In our previous articles (What to Know About Prostate Treatment: Bowel Dysfunction and What to Know about Prostate Cancer Treatment: Urinary Dysfunction), we talked about the generally high survival rate with treatment options including radiation therapy and surgery if prostate cancer is detected early enough. In many cases, new medical devices and advanced technology are helping to limit some of the treatment burden men have experienced in the past. There will always be room for improvement, and discussing potential treatment complications is essential to fully understand the road ahead. As we continue to review prostate cancer treatment side effects, it’s important to consider one of the most common post-surgery complications – erectile dysfunction.
According to the Prostate Cancer Foundation, some level of impotence following surgery is almost inevitable. The blood vessels and nerves responsible for an erection are extremely fragile and may be damaged during surgery because they are located in close proximity to the prostate gland. Those nerves need to be able to stimulate muscles to relax and allow increased blood flow, while at the same time close tiny valves to maintain an erection. Any damage to the nerves can complicate this process.
While patients who undergo radiation treatment are at a lower risk for impotence¹, those who do experience ED symptoms do not tend to improve over time, as radiation can take longer to have effects on the surrounding nerves. Up to about half of men who undergo brachytherapy or standard external beam radiation will experience erectile dysfunction, and some of them will not experience symptoms until six months or more after their therapy.
The ultimate goal of radiation therapy is to amplify radiation to the prostate while avoiding damage to surrounding tissues and organs. There is an FDA-cleared hydrogel spacer that has been clinically proven to reduce radiation side effects during therapy. The hydrogel spacer has the potential to allow doctors to increase the radiation dose and more accurately target the cancer. In one study, patients who had erections sufficient for intercourse at baseline were 76 percent more likely to retain sexual function at 3 years when this new technology was implemented.

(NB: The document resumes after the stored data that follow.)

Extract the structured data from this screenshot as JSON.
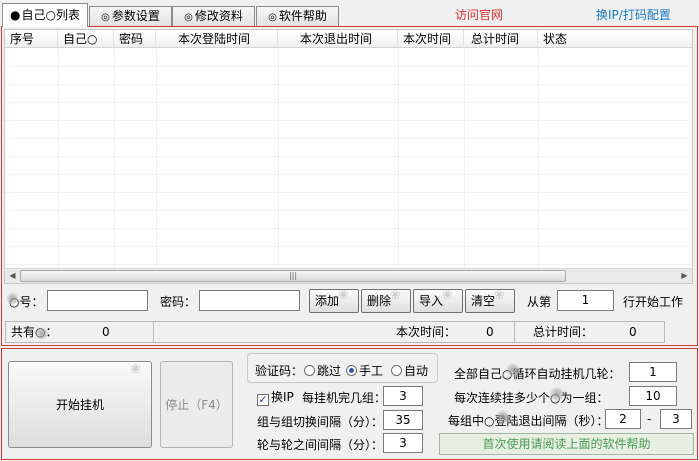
{
  "tabs": [
    {
      "mark": "●",
      "label": "自己○列表",
      "active": true
    },
    {
      "mark": "◎",
      "label": "参数设置",
      "active": false
    },
    {
      "mark": "◎",
      "label": "修改资料",
      "active": false
    },
    {
      "mark": "◎",
      "label": "软件帮助",
      "active": false
    }
  ],
  "top_links": {
    "visit_site": "访问官网",
    "switch_ip": "换IP/打码配置"
  },
  "colors": {
    "visit_site": "#e03030",
    "switch_ip": "#1a79c2",
    "panel_border": "#d23a3a",
    "help_text": "#4b9a55"
  },
  "list": {
    "columns": [
      "序号",
      "自己○",
      "密码",
      "本次登陆时间",
      "本次退出时间",
      "本次时间",
      "总计时间",
      "状态"
    ],
    "rows": []
  },
  "scrollbar": {
    "left_arrow": "◀",
    "right_arrow": "▶",
    "thumb_grip": "|||"
  },
  "form": {
    "account_label": "○号：",
    "account_value": "",
    "password_label": "密码：",
    "password_value": "",
    "add_button": "添加",
    "delete_button": "删除",
    "import_button": "导入",
    "clear_button": "清空",
    "from_label": "从第",
    "from_value": "1",
    "start_label": "行开始工作"
  },
  "status": {
    "total_label": "共有○：",
    "total_value": "0",
    "session_time_label": "本次时间：",
    "session_time_value": "0",
    "total_time_label": "总计时间：",
    "total_time_value": "0"
  },
  "controls": {
    "start_button": "开始挂机",
    "stop_button": "停止（F4）",
    "captcha_label": "验证码：",
    "captcha_options": [
      "跳过",
      "手工",
      "自动"
    ],
    "captcha_selected": "手工",
    "switch_ip_label": "换IP",
    "switch_ip_checked": true,
    "per_group_label": "每挂机完几组：",
    "per_group_value": "3",
    "group_interval_label": "组与组切换间隔（分）：",
    "group_interval_value": "35",
    "round_interval_label": "轮与轮之间间隔（分）：",
    "round_interval_value": "3",
    "loop_rounds_label": "全部自己○循环自动挂机几轮：",
    "loop_rounds_value": "1",
    "accounts_per_group_label": "每次连续挂多少个○为一组：",
    "accounts_per_group_value": "10",
    "login_logout_interval_label": "每组中○登陆退出间隔（秒）：",
    "login_logout_min": "2",
    "range_separator": "-",
    "login_logout_max": "3",
    "help_hint": "首次使用请阅读上面的软件帮助"
  }
}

This is only one example where innovations are having a direct impact on the prostate cancer patient experience. In the years and decades ahead, our hope is that more technological advances will complement improved treatment options. Men who are diagnosed with prostate cancer have a brighter outlook now than ever before. We encourage anyone impacted by a diagnosis to do your homework, talk to your medical team, and try to fully understand the implications of each treatment option before making a decision.